Les talus entrent en scène

 - Illustration Les talus entrent en scène
Les acteurs ont livré une prestation drôle et très proche du terrain. (Crédit photo : Quentin Le Gall)
C’est sous la forme d’une pièce de théâtre que le Syndicat des eaux du Bas Léon a abordé la thématique du bocage. Derrière l’aspect convivial de la pièce, une réalité terrain et des chiffres sur le travail accompli.

La compagnie de théâtre Impro Infini a su chausser les bottes pour aborder le sujet de la création et la préservation des talus, du bocage et de la qualité de l’eau sur le territoire du Bas Léon. Lors de la soirée intitulée « Ensemble, Bocageons-nous », les acteurs Pamela Olea et Romain Abasq se sont respectivement glissés dans la peau de Clothilde, agricultrice sur la ferme de Kleuz Foz, et d’un certain Yann G., du Syndicat des eaux du Bas Léon.

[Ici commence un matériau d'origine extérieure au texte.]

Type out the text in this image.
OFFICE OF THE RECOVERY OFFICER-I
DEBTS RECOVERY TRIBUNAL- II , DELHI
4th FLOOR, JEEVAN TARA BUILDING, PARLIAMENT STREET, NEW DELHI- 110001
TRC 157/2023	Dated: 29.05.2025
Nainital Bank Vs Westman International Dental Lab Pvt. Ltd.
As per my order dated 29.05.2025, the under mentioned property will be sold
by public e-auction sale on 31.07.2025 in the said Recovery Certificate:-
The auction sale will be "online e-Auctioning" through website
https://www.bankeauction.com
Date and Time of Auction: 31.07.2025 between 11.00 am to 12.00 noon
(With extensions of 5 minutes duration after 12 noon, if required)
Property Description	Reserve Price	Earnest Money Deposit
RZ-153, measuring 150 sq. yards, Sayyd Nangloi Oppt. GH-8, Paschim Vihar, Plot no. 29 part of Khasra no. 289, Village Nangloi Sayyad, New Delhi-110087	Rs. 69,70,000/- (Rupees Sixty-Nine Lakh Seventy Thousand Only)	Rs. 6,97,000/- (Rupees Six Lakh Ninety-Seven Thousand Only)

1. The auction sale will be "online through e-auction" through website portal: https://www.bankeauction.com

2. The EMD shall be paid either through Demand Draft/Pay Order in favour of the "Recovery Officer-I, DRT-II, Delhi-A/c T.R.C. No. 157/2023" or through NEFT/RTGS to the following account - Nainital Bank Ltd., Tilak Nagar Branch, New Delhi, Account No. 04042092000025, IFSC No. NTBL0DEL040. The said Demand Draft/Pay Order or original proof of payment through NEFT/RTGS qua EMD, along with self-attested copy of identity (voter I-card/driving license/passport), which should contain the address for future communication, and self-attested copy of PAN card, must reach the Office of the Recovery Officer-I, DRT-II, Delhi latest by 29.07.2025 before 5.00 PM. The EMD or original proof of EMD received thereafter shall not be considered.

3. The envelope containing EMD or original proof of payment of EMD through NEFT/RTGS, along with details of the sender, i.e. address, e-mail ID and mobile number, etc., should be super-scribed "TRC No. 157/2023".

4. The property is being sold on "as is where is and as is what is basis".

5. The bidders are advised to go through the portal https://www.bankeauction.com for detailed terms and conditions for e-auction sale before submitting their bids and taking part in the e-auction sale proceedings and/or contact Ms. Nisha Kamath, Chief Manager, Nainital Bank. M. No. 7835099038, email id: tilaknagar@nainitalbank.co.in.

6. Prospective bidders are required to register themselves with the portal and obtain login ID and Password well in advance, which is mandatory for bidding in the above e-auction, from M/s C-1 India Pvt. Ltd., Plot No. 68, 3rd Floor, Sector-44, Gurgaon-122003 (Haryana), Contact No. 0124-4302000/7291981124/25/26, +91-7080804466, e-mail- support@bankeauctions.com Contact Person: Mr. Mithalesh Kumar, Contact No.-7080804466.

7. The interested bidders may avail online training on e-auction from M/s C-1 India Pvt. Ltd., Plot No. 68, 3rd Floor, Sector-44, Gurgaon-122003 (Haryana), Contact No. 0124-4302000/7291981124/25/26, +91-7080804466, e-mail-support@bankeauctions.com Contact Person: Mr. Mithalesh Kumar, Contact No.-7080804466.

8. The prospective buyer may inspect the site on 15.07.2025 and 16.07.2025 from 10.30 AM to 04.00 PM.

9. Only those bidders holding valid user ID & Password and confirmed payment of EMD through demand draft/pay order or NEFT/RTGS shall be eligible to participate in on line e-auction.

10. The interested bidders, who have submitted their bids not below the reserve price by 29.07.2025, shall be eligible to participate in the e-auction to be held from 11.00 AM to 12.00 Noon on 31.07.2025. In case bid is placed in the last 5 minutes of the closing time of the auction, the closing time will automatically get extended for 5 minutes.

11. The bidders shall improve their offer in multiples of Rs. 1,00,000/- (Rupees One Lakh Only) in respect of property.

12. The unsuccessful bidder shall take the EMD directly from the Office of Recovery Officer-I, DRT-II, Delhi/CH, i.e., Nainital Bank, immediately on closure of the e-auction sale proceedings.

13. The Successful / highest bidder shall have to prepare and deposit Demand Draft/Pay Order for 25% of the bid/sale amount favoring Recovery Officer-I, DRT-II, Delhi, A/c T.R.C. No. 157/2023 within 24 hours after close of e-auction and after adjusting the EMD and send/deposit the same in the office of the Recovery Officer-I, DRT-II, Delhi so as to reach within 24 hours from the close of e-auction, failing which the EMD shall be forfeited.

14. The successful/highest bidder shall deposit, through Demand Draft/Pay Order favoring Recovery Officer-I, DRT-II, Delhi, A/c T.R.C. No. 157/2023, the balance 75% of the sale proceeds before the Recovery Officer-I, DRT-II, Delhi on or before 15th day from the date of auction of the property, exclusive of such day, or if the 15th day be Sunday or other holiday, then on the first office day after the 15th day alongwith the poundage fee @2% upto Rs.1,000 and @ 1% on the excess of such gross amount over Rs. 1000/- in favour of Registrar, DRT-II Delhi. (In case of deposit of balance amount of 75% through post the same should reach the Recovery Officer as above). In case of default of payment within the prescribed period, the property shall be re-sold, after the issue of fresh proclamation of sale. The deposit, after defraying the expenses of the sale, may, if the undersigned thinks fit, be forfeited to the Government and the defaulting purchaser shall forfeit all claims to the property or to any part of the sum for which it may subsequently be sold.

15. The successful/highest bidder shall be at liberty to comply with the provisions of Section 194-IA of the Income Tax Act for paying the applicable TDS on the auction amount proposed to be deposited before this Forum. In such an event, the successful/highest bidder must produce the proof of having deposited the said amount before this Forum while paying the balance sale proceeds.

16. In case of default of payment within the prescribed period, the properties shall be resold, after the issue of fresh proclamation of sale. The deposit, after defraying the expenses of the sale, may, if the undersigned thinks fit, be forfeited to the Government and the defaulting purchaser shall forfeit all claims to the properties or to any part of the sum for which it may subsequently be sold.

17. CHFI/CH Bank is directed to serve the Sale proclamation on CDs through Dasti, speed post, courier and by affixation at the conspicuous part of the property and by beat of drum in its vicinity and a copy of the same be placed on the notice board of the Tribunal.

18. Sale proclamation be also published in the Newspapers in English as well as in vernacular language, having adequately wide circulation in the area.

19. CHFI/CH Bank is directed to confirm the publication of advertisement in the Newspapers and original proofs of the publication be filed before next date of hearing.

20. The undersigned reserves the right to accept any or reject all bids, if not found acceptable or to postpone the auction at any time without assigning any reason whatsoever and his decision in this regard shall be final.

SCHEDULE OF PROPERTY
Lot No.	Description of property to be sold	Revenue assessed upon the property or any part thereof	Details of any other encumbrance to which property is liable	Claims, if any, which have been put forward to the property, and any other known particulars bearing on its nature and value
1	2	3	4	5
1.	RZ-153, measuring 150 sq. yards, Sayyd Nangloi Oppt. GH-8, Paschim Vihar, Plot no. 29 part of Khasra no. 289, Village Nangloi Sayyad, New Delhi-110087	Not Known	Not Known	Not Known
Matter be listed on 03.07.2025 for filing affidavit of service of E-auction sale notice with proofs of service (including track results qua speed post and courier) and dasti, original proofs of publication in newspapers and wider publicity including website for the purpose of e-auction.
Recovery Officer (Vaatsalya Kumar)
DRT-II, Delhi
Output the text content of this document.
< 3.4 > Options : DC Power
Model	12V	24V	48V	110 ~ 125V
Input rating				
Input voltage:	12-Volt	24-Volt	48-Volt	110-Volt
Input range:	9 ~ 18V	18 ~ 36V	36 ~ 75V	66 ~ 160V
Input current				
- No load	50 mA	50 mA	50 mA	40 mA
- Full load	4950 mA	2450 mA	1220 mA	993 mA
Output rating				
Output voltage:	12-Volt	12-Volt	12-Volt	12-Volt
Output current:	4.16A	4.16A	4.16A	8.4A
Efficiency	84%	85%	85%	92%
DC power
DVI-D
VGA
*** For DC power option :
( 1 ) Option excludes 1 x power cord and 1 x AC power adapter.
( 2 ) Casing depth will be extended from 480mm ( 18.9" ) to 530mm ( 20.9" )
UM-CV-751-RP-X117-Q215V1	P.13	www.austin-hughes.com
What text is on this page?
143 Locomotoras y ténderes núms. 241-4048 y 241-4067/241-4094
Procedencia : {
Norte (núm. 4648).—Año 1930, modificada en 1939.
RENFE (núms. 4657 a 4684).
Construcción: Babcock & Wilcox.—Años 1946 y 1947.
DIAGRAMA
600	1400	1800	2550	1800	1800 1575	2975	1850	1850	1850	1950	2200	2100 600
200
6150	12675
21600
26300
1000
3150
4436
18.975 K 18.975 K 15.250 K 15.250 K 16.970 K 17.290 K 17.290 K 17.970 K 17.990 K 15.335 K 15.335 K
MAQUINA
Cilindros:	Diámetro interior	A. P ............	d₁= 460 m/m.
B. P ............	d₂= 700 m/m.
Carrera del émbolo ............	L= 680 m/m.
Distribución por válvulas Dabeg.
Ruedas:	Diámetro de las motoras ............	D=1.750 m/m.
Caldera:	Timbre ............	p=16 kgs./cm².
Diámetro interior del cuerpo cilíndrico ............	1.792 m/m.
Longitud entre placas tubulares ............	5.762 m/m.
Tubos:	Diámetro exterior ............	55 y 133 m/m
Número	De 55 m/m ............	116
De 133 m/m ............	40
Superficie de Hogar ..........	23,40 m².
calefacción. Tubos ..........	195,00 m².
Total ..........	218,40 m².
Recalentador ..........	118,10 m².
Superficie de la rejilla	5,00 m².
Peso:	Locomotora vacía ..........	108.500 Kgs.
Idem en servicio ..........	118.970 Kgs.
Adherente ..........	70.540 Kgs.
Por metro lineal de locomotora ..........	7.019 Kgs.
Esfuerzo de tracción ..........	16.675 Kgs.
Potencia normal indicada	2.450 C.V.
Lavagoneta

Si la première est assez réticente à planter des haies ou à refaire des talus à cause « du travail supplémentaire pour leur entretien, puis de la difficulté à remplir les dossiers administratifs », le second se veut rassurant.

« Je m’occupe de tous les papiers, ce ne sera pas un bazar dans les champs, mais plus de diversité ». Alors, finalement, l’agricultrice se laisse convaincre. Tour à tour, d’autres personnages s’invitent à la pièce de théâtre. Ainsi, la vache se plaît à l’ombre des arbres, « on a eu chaud cet été, heureusement que nous étions dans les champs bocagers, avec de l’herbe ». Le vieux chêne Francis, seul au milieu de la parcelle, apprécie de retrouver des congénères.

Sous les planches, les chiffres

Derrière la mise en scène comique, des chiffres. Le programme Breizh Bocage a permis de créer depuis 2016 près de 53 km de talus, 191 km de travaux de plantation représentés par quelque 105 000 arbres mis en terre. 313 agriculteurs ont été mobilisés, comme les frères Abily, agriculteurs à Plabennec. « On considère les arbres comme une culture à part entière », résument-ils. En conclusion de la pièce et en se projetant en 2062, Clothilde et sa ferme de Kleuz Foz sont métamorphosées. « Le talus, c’est moderne », se réjouit l’agricultrice devenue âgée. Le bocage a permis de produire une eau de qualité en quantité, a favorisé la biodiversité tout en produisant une énergie renouvelable.

Des agriculteurs récompensés

La soirée a également accueilli la remise des prix du Concours général agricole local agroforesterie-bocage. Pour la catégorie implantation du territoire du Bas-Léon :
• 1er prix : Ferme de Kerilleo, Bleuenn Thépaut et Hadrien Retailleau, à Plabennec ;
• 2e : Philippe Saliou, à Ploudaniel (prix spécial Biodiversité) ;
• 3e prix exæquo : Gaec Ferme de Keryvon, Harmony et Daniel Philippe à Saint-Derrien ;
•3e prix exæquo : EARL A Laezh Breizh, Cédric Violant à Plourin.